L’étranger

On les croit mal appariés, destinés à se toiser de loin et à s’éviter tout à fait. On a tort. Ce sont les désaccords parfaits.

C’était une fâcherie fondamentale, du sel et du sucre sur une plaie jamais refermée. Au fond du fût comme de la nacre, personne n’aurait su dire comment ce conflit était né. La brouille se refilait de génération en génération, enracinée côté terre entre les sédiments de la Forêt Noire et le massif cristallin des Vosges, empêtrée côté vase sur mille kilomètres de côte hostile comme une tranchée. On ne pouvait pas se sentir. On s’évitait soigneusement et si d’aventure on se croisait, coquille perdue, verre renversé, on se toisait. Et si par hasard on s’adressait la parole, on se détournait sur un haut-le-cœur : les accents ne passaient pas. 

Côté sédiments on prétendait que les coques étaient snobs, trop pleines d’elles-même et même de sable. Un vieux cep disait en avoir vu certaines cracher leur mépris à la face du vin.

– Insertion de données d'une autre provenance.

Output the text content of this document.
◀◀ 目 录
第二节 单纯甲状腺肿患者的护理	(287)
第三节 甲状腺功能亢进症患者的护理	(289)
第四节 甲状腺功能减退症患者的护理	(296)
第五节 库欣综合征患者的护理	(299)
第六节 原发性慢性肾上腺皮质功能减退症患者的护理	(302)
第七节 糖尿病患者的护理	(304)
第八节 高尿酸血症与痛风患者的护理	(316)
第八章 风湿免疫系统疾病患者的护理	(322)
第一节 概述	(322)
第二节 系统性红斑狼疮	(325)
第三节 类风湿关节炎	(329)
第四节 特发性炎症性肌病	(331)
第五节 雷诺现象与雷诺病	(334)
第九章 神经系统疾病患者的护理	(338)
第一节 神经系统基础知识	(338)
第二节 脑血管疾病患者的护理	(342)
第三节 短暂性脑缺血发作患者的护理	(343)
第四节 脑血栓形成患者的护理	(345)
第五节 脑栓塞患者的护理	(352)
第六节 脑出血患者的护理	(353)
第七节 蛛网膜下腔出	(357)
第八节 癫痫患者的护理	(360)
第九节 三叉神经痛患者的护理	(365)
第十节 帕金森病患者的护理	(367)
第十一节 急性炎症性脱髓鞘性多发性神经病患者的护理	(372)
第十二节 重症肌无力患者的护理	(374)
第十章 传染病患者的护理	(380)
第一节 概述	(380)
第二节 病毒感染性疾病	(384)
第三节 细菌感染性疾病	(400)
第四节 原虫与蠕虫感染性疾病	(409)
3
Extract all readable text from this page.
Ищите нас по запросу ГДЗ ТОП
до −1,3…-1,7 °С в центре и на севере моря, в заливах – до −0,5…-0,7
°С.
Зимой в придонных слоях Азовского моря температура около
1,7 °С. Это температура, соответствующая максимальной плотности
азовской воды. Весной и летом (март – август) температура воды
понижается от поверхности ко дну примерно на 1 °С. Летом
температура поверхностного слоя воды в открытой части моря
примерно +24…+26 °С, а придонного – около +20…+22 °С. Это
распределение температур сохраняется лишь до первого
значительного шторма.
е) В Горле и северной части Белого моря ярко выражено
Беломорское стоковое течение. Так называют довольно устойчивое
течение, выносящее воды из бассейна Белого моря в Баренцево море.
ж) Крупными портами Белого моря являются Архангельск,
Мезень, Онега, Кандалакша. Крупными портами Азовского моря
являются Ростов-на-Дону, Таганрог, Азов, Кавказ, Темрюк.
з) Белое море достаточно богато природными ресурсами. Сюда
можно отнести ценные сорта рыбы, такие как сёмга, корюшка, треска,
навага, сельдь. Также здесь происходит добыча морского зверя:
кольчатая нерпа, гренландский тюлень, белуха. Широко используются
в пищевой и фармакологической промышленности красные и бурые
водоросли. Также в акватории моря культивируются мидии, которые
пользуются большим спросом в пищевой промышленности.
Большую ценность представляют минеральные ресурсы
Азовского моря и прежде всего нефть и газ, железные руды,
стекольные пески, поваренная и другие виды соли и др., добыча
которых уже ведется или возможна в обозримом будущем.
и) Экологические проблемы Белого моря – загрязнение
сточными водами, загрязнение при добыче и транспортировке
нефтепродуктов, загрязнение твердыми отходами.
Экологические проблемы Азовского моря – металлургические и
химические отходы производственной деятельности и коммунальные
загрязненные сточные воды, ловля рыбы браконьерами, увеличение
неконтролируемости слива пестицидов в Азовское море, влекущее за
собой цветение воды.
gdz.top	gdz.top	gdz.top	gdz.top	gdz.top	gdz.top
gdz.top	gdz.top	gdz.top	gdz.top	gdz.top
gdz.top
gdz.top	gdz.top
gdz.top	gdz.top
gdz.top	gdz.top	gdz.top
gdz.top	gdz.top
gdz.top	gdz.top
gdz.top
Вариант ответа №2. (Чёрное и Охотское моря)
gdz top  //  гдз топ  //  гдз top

Côté vase, on répondait qu’on ne comprenait rien à ce que le vin d’Alsace disait, la faute aux syllabes orientales que les coques prenaient pour des moqueries. Elles lui reprochaient ses positions, trop simples, trop sucrées, martelaient qu’elles, clams striées de mères en filles, n’accepteraient jamais d’être dominées. On avait vu le vin traîner avec un foie gras et ça, foi de pétoncle, on n’avait jamais pardonné. Là-dessus les bouteilles commençaient à s’agiter, à menacer de tout péter, les coques caquetaient comme des castagnettes et on n’y comprenait plus rien.

Il fallut un étranger, et c’est souvent ça l’histoire. Chapeau vadouvan, bâton de cannelle, il avait connu tellement de terres, tellement de mers, qu’il suffisait de le sentir pour mettre ses racines de côté. Il a assis tout le monde, et sous les feuilles de coriandre a fait taire la palabre stérile. Devant lui, il a vidé le contenu de son sac en toile de jute. Des oignons violets comme un crépuscule, quatre aillets clairs comme un matin du printemps, en pagaille la cardamome, l’anis étoilé, et tout ça dessinait une carte, un lieu nouveau à habiter. L’étranger l’a arrosé de bouillon pour cautériser les vieilles blessures, puis de lait de coco comme un cadeau à partager. Alors tout doucement, le vin s’est enroulé autour des coques. Par coquetterie elles ont frémi, puis elles ont ri et se sont laissé faire, avant de répondre de toute leur amitié.